GIT – This lab is intended for beginners who have experience with basic Linux commands (such as cp, cd, mv, ls, rm, rmdir, and mkdir). You might want to brush up on your basic commands if you are really rusty.
- A user account with a home directory on a Linux machine. Any standard, major Linux distribution (and most minor ones, too) should be fine.
- Either physical or remote access to the Linux machine and the ability to log into the machine. Physical access is best and easiest, but remote access works great too.
For this lab, you don’t even need sudo or root access!
Windows users: You must have an SSH-capable terminal program, such as Putty, installed on your machine so you can log into the Linux machine using SSH.
Upon completion of this lab, you will be able to:
- use grep to search for text either within a file or in the output of another command,
- use an inverse pattern to find lines of text that do not contain a given string
- use output redirection to string multiple commands together
- Courier font indicates screen output (command results, messages, and prompts that the system displays)
- Courier Bold font indicates commands that you enter
As in the previous lab, the bash prompt in this lab will be written as [email protected]:~$. Yours will be different, but don’t worry about it.
The exercises in this lab focus on manipulating text inside files. Since this is a Linux lab and not a 1980s-era typing tutorial, you might want to use a GUI text editor to cut and paste the following blocks of text and save them as files in your home directory. If you want to get some practice using your editor, use nano, pico, or vito create the files.
File 1: fruits.txt
kiwi orange apple plum glitterberries banana purpleberries berries
File 2: purplestuff.txt
crayons balloons anime hair tinted glasses plums purpleberries unicorns bass guitar
When you are finished, check to be sure the files are in your home directory:
~$ ls *.txt fruits.txt purplestuff.txt
Computers are good at storing and processing data. Much of the data you store on them is in the form of plain-text files, especially in Linux. Text files are not just things like recipes for peanut butter cookies; they may contain important configuration files, email, amateur political commentary, calendar entries, even grocery shopping lists.
When a computer processes data, it often provides some sort of plain-text feedback, hopefully the information you wanted. Sometimes though, the computer provides text about an error, crash output, even information you didn’t want. In any case, there’s usually a lot of text to sort through on a computer!
Being human, you tend to take in certain pieces of information and ignore others; if you didn’t filter information, you would otherwise be swamped with things you didn’t care about or need to know.

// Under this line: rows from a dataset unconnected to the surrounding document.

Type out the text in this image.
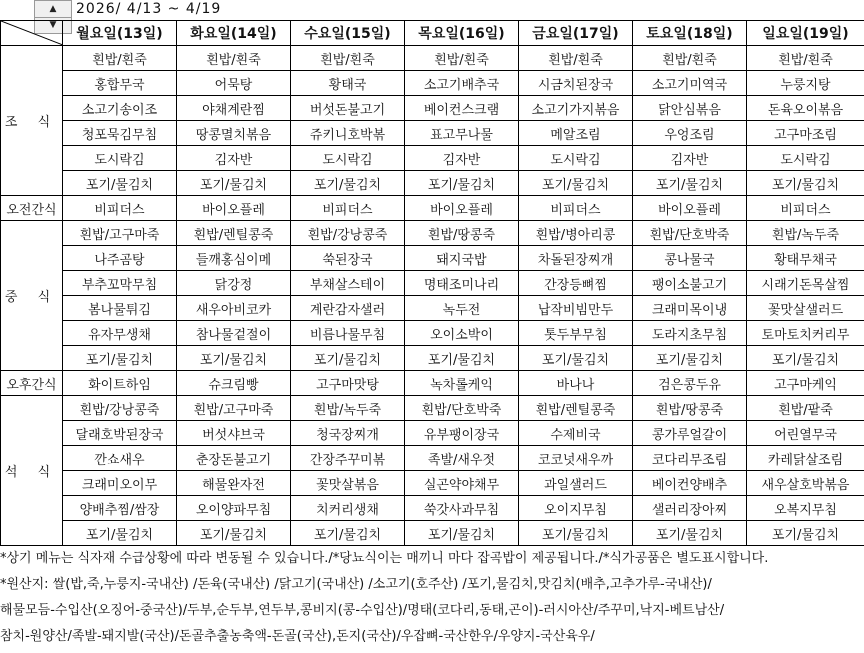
2026/ 4/13 ~ 4/19
▲
▼
	월요일(13일)	화요일(14일)	수요일(15일)	목요일(16일)	금요일(17일)	토요일(18일)	일요일(19일)
조 식	흰밥/흰죽	흰밥/흰죽	흰밥/흰죽	흰밥/흰죽	흰밥/흰죽	흰밥/흰죽	흰밥/흰죽
	홍합무국	어묵탕	황태국	소고기배추국	시금치된장국	소고기미역국	누룽지탕
	소고기송이조	야채계란찜	버섯돈불고기	베이컨스크램	소고기가지볶음	닭안심볶음	돈육오이볶음
	청포묵김무침	땅콩멸치볶음	쥬키니호박볶	표고무나물	메알조림	우엉조림	고구마조림
	도시락김	김자반	도시락김	김자반	도시락김	김자반	도시락김
	포기/물김치	포기/물김치	포기/물김치	포기/물김치	포기/물김치	포기/물김치	포기/물김치
오전간식	비피더스	바이오플레	비피더스	바이오플레	비피더스	바이오플레	비피더스
중 식	흰밥/고구마죽	흰밥/렌틸콩죽	흰밥/강낭콩죽	흰밥/땅콩죽	흰밥/병아리콩	흰밥/단호박죽	흰밥/녹두죽
	나주곰탕	들깨홍심이메	쑥된장국	돼지국밥	차돌된장찌개	콩나물국	황태무채국
	부추꼬막무침	닭강정	부채살스테이	명태조미나리	간장등뼈찜	팽이소불고기	시래기돈목살찜
	봄나물튀김	새우아비코카	계란감자샐러	녹두전	납작비빔만두	크래미목이냉	꽃맛살샐러드
	유자무생채	참나물겉절이	비름나물무침	오이소박이	톳두부무침	도라지초무침	토마토치커리무
	포기/물김치	포기/물김치	포기/물김치	포기/물김치	포기/물김치	포기/물김치	포기/물김치
오후간식	화이트하임	슈크림빵	고구마맛탕	녹차롤케익	바나나	검은콩두유	고구마케익
석 식	흰밥/강낭콩죽	흰밥/고구마죽	흰밥/녹두죽	흰밥/단호박죽	흰밥/렌틸콩죽	흰밥/땅콩죽	흰밥/팥죽
	달래호박된장국	버섯샤브국	청국장찌개	유부팽이장국	수제비국	콩가루얼갈이	어린열무국
	깐쇼새우	춘장돈불고기	간장주꾸미볶	족발/새우젓	코코넛새우까	코다리무조림	카레닭살조림
	크래미오이무	해물완자전	꽃맛살볶음	실곤약야채무	과일샐러드	베이컨양배추	새우살호박볶음
	양배추찜/쌈장	오이양파무침	치커리생채	쑥갓사과무침	오이지무침	샐러리장아찌	오복지무침
	포기/물김치	포기/물김치	포기/물김치	포기/물김치	포기/물김치	포기/물김치	포기/물김치
*상기 메뉴는 식자재 수급상황에 따라 변동될 수 있습니다./*당뇨식이는 매끼니 마다 잡곡밥이 제공됩니다./*식가공품은 별도표시합니다.
*원산지: 쌀(밥,죽,누룽지-국내산) /돈육(국내산) /닭고기(국내산) /소고기(호주산) /포기,물김치,맛김치(배추,고추가루-국내산)/
해물모듬-수입산(오징어-중국산)/두부,순두부,연두부,콩비지(콩-수입산)/명태(코다리,동태,곤이)-러시아산/주꾸미,낙지-베트남산/
참치-원양산/족발-돼지발(국산)/돈골추출농축액-돈골(국산),돈지(국산)/우잡뼈-국산한우/우양지-국산육우/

Wouldn’t it be great if your computer, which is supposed to make your life easier, were able to help you in the same way by showing you only only the things you want to see? Well, you’re about to learn how to make that happen!
In Linux, you can use the commands grep, sort, wc, and their associated flags to find and display text in ways that are meaningful and useful to you.
Let’s Start Greppin’ in the GNU World…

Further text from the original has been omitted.